Acknowledgments, References, and Appendix A
The acknowledgments section expresses gratitude to Baidu's speech technology group for their assistance with data preparation and valuable conversations. The authors also thank Scott Gray, Amir Khosrowshahi, and Nervana Systems for their matrix multiply routines and discussions, as well as Natalia Gimelshein of NVIDIA for her insights on implementing the fast deployment matrix multiply. The references section lists numerous academic papers and resources related to speech recognition, neural networks, and deep learning. Appendix A discusses scalability improvements, detailing the node and cluster architecture, which consists of compute-dense nodes equipped with Intel CPUs and NVIDIA Titan X GPUs, substantial CPU memory for caching input data, and local storage for datasets.

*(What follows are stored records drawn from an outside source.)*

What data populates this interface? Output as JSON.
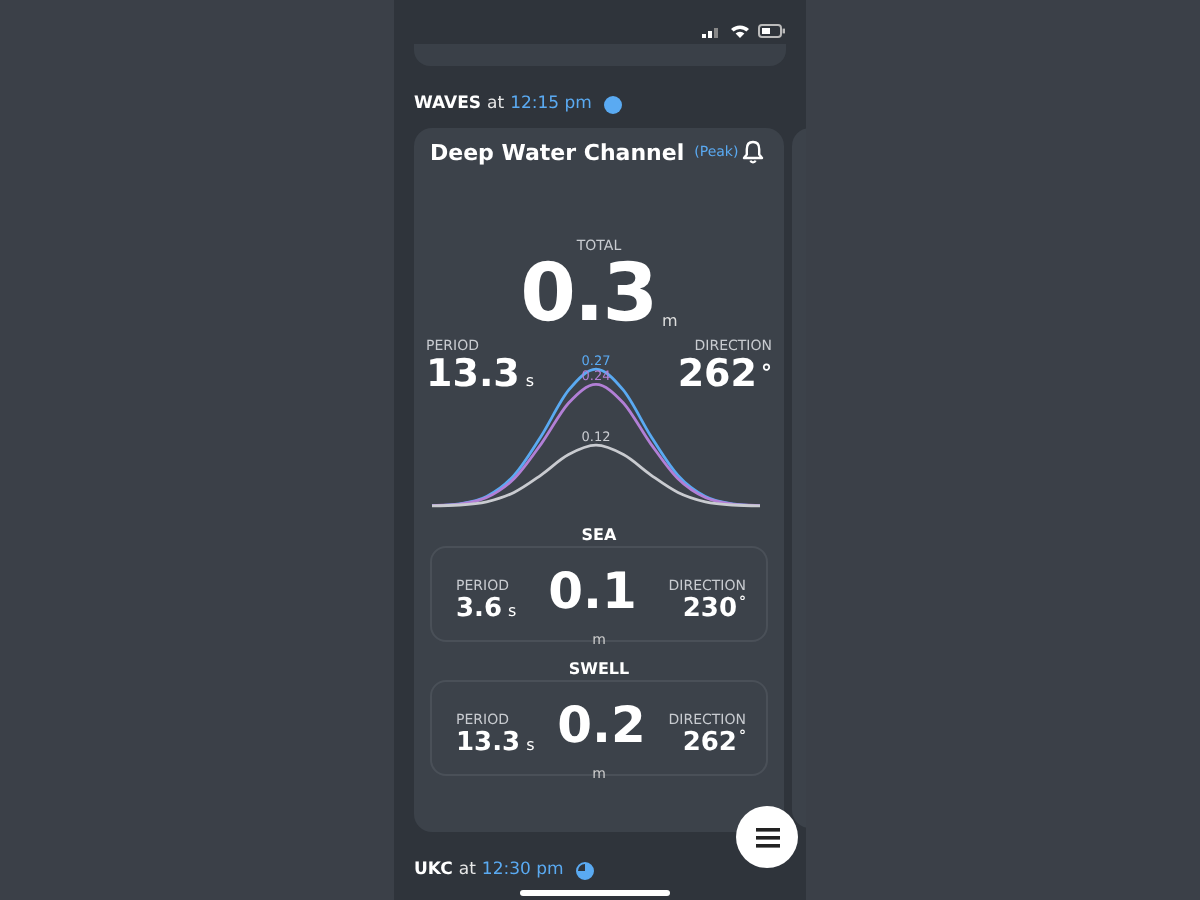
{
  "sections": [
    {
      "kind": "waves",
      "title": "WAVES",
      "at": "at",
      "time": "12:15 pm",
      "card": {
        "name": "Deep Water Channel",
        "tag": "(Peak)",
        "total_label": "TOTAL",
        "total_value": "0.3",
        "total_unit": "m",
        "period_label": "PERIOD",
        "period_value": "13.3",
        "period_unit": "s",
        "direction_label": "DIRECTION",
        "direction_value": "262",
        "direction_unit": "°",
        "curves": [
          {
            "label": "0.27",
            "color": "#5aaaf2"
          },
          {
            "label": "0.24",
            "color": "#b27fd6"
          },
          {
            "label": "0.12",
            "color": "#c9cbd0"
          }
        ],
        "components": [
          {
            "title": "SEA",
            "period_label": "PERIOD",
            "period_value": "3.6",
            "period_unit": "s",
            "height_value": "0.1",
            "height_unit": "m",
            "direction_label": "DIRECTION",
            "direction_value": "230",
            "direction_unit": "°"
          },
          {
            "title": "SWELL",
            "period_label": "PERIOD",
            "period_value": "13.3",
            "period_unit": "s",
            "height_value": "0.2",
            "height_unit": "m",
            "direction_label": "DIRECTION",
            "direction_value": "262",
            "direction_unit": "°"
          }
        ]
      }
    },
    {
      "kind": "ukc",
      "title": "UKC",
      "at": "at",
      "time": "12:30 pm"
    }
  ]
}
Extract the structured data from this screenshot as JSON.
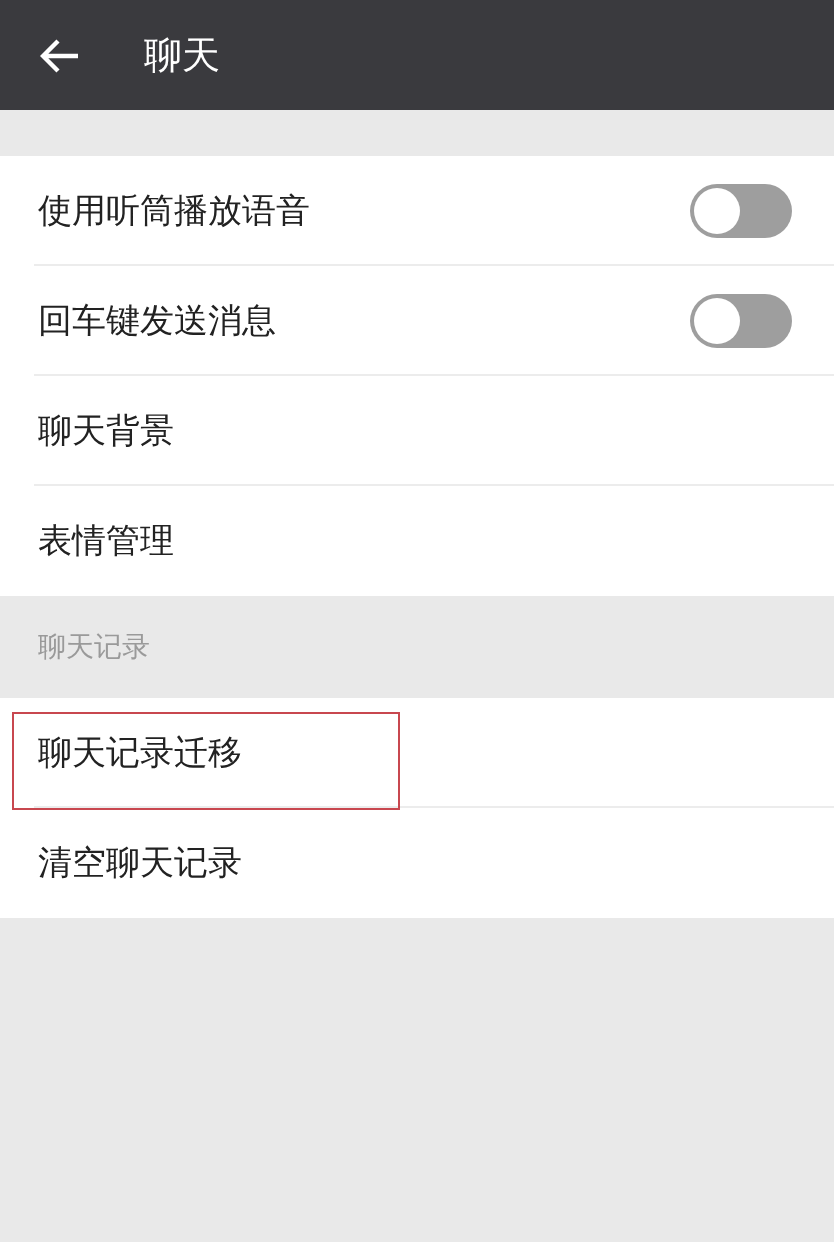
{
  "header": {
    "title": "聊天"
  },
  "groups": [
    {
      "items": [
        {
          "kind": "toggle",
          "label": "使用听筒播放语音",
          "on": false
        },
        {
          "kind": "toggle",
          "label": "回车键发送消息",
          "on": false
        },
        {
          "kind": "link",
          "label": "聊天背景"
        },
        {
          "kind": "link",
          "label": "表情管理"
        }
      ]
    },
    {
      "title": "聊天记录",
      "items": [
        {
          "kind": "link",
          "label": "聊天记录迁移",
          "highlighted": true
        },
        {
          "kind": "link",
          "label": "清空聊天记录",
          "highlighted": false
        }
      ]
    }
  ]
}
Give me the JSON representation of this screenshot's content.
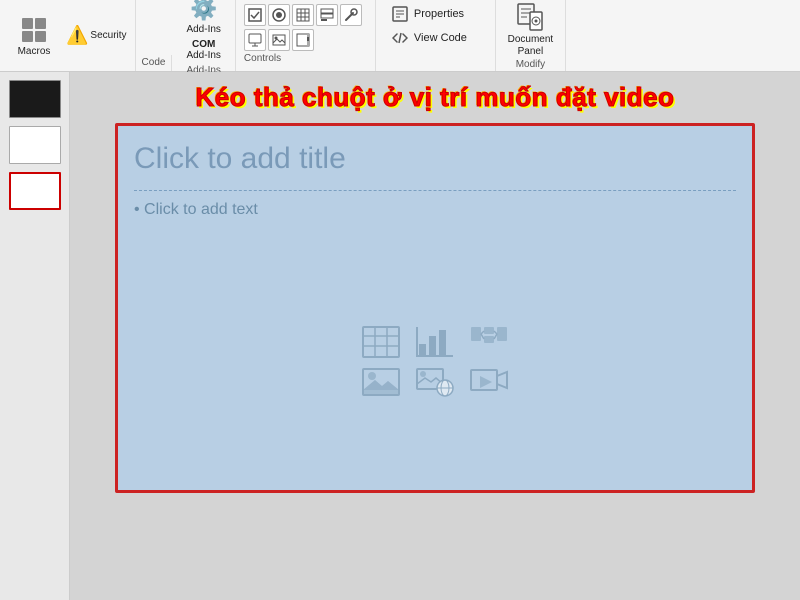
{
  "ribbon": {
    "groups": {
      "code": {
        "label": "Code",
        "macros_label": "Macros",
        "security_label": "Security",
        "com_line1": "COM",
        "com_line2": "Add-Ins",
        "addins_label": "Add-Ins"
      },
      "controls": {
        "label": "Controls",
        "checkbox_symbol": "✔",
        "radio_symbol": "◉"
      },
      "view": {
        "properties_label": "Properties",
        "view_code_label": "View Code"
      },
      "modify": {
        "line1": "Document",
        "line2": "Panel",
        "label": "Modify"
      }
    }
  },
  "instruction": {
    "text": "Kéo thả chuột ở vị trí muốn đặt video"
  },
  "slide": {
    "title_placeholder": "Click to add title",
    "content_placeholder": "• Click to add text"
  },
  "sidebar": {
    "thumbs": [
      "black",
      "white",
      "red-border"
    ]
  }
}
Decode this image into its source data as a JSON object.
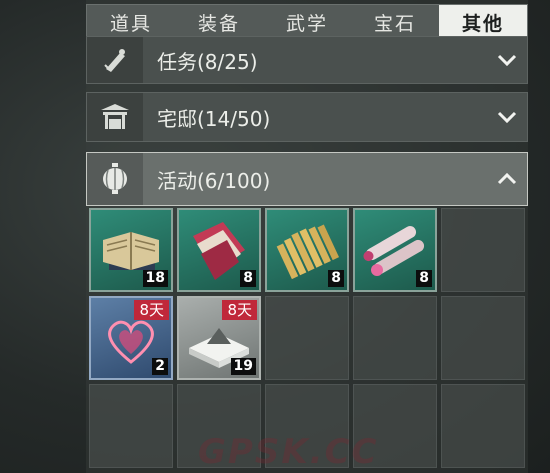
{
  "tabs": [
    {
      "label": "道具",
      "active": false
    },
    {
      "label": "装备",
      "active": false
    },
    {
      "label": "武学",
      "active": false
    },
    {
      "label": "宝石",
      "active": false
    },
    {
      "label": "其他",
      "active": true
    }
  ],
  "categories": [
    {
      "label": "任务(8/25)",
      "icon": "scroll-icon",
      "expanded": false
    },
    {
      "label": "宅邸(14/50)",
      "icon": "gate-icon",
      "expanded": false
    },
    {
      "label": "活动(6/100)",
      "icon": "lantern-icon",
      "expanded": true
    }
  ],
  "items": [
    {
      "name": "book-stack",
      "count": "18",
      "badge": ""
    },
    {
      "name": "red-book",
      "count": "8",
      "badge": ""
    },
    {
      "name": "bamboo-slips",
      "count": "8",
      "badge": ""
    },
    {
      "name": "scroll-bundle",
      "count": "8",
      "badge": ""
    },
    {
      "name": "heart-charm",
      "count": "2",
      "badge": "8天"
    },
    {
      "name": "paper-bundle",
      "count": "19",
      "badge": "8天"
    }
  ],
  "watermark": "GPSK.CC",
  "colors": {
    "accent_badge": "#c0283a",
    "item_green": "#2f8c78"
  }
}
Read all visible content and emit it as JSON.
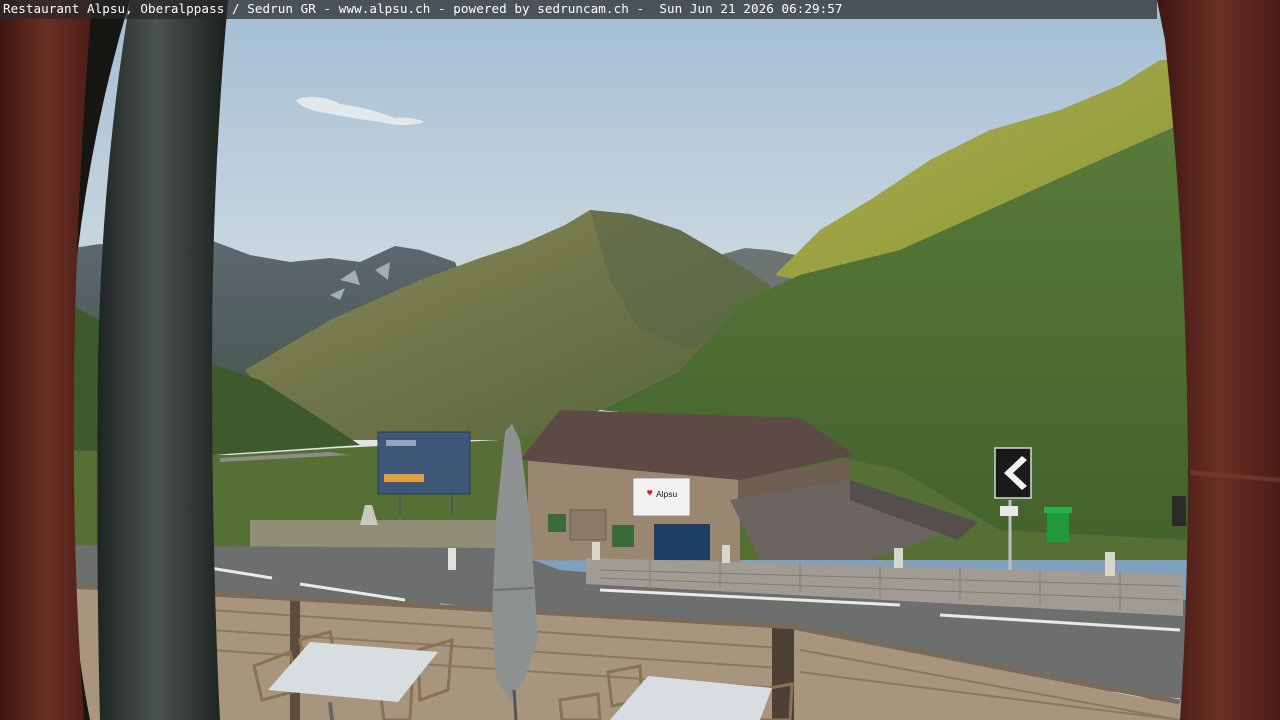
{
  "overlay": {
    "caption": "Restaurant Alpsu, Oberalppass / Sedrun GR - www.alpsu.ch - powered by sedruncam.ch -  Sun Jun 21 2026 06:29:57"
  },
  "hut_sign": {
    "text": "Alpsu"
  },
  "colors": {
    "sky_top": "#a7c0d6",
    "sky_bottom": "#dfe6e6",
    "sunlit_slope": "#9aa040",
    "shaded_slope": "#4e6b35",
    "window_frame": "#5e2a22"
  }
}
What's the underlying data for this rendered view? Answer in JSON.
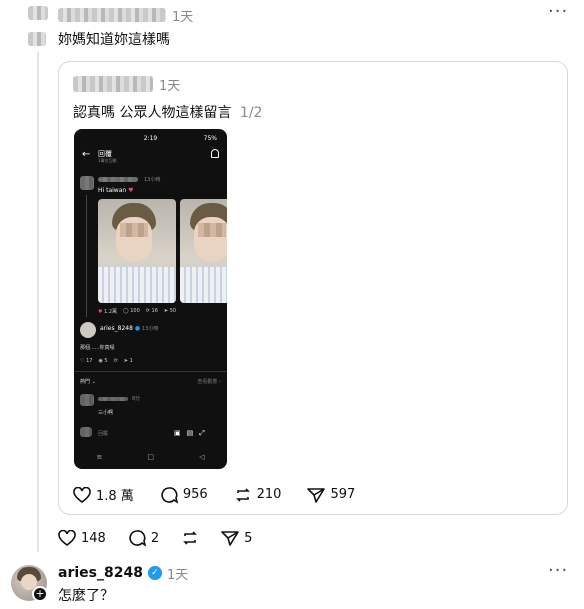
{
  "top_reply": {
    "time": "1天",
    "text": "妳媽知道妳這樣嗎",
    "stats": {
      "likes": "148",
      "replies": "2",
      "shares": "5"
    }
  },
  "quoted_post": {
    "time": "1天",
    "text": "認真嗎 公眾人物這樣留言",
    "page_counter": "1/2",
    "stats": {
      "likes": "1.8 萬",
      "replies": "956",
      "reposts": "210",
      "shares": "597"
    },
    "screenshot": {
      "status_time": "2:19",
      "status_battery": "75%",
      "header_title": "回覆",
      "header_sub": "1萬位互動",
      "reply_time": "13小時",
      "hi_text": "Hi taiwan",
      "post_acts": [
        "1.2萬",
        "100",
        "16",
        "50"
      ],
      "author_name": "aries_8248",
      "author_time": "13小時",
      "author_reply": "那個......你真噁",
      "reply_acts": [
        "17",
        "5",
        "",
        "1"
      ],
      "popular_label": "熱門",
      "view_activity": "查看動態",
      "sub_reply_time": "8分",
      "sub_reply_text": "三小啊",
      "input_hint": "回覆"
    }
  },
  "aries_reply": {
    "name": "aries_8248",
    "time": "1天",
    "text": "怎麼了？"
  },
  "icons": {
    "more": "more-dots-icon",
    "heart": "heart-icon",
    "comment": "comment-icon",
    "repost": "repost-icon",
    "share": "send-icon",
    "verified": "verified-badge-icon",
    "follow": "plus-icon"
  }
}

The software stack runs on these nodes, with the network primarily used for weight updates. Figure 8 provides a schematic of a training node, illustrating the arrangement of CPUs, PLX switches, and GPUs connected via PCI root complexes, optimized for fast communication between GPUs using GPUDirect. The section also details the GPU implementation of the CTC (Connectionist Temporal Classification) loss function, which involves forward and backward passes. The implementation addresses challenges related to numerical stability, data copying between CPU and GPU, and inefficient SIMD parallelism on the CPU. The GPU implementation computes all elements in each column of the alpha matrix, handling invalid entries with a special summation function that discards inputs of negative infinity. This approach, combined with a key-value reduction using characters as keys, allows for efficient gradient calculation. The GPU implementation utilizes fast shared memory and registers for high performance, storing the alpha matrix in shared memory and processing the beta matrix column by column. Due to floating-point arithmetic inaccuracies, the GPU and CPU implementations are not bit-wise identical but train models equally well when combined with utterance sorting by length.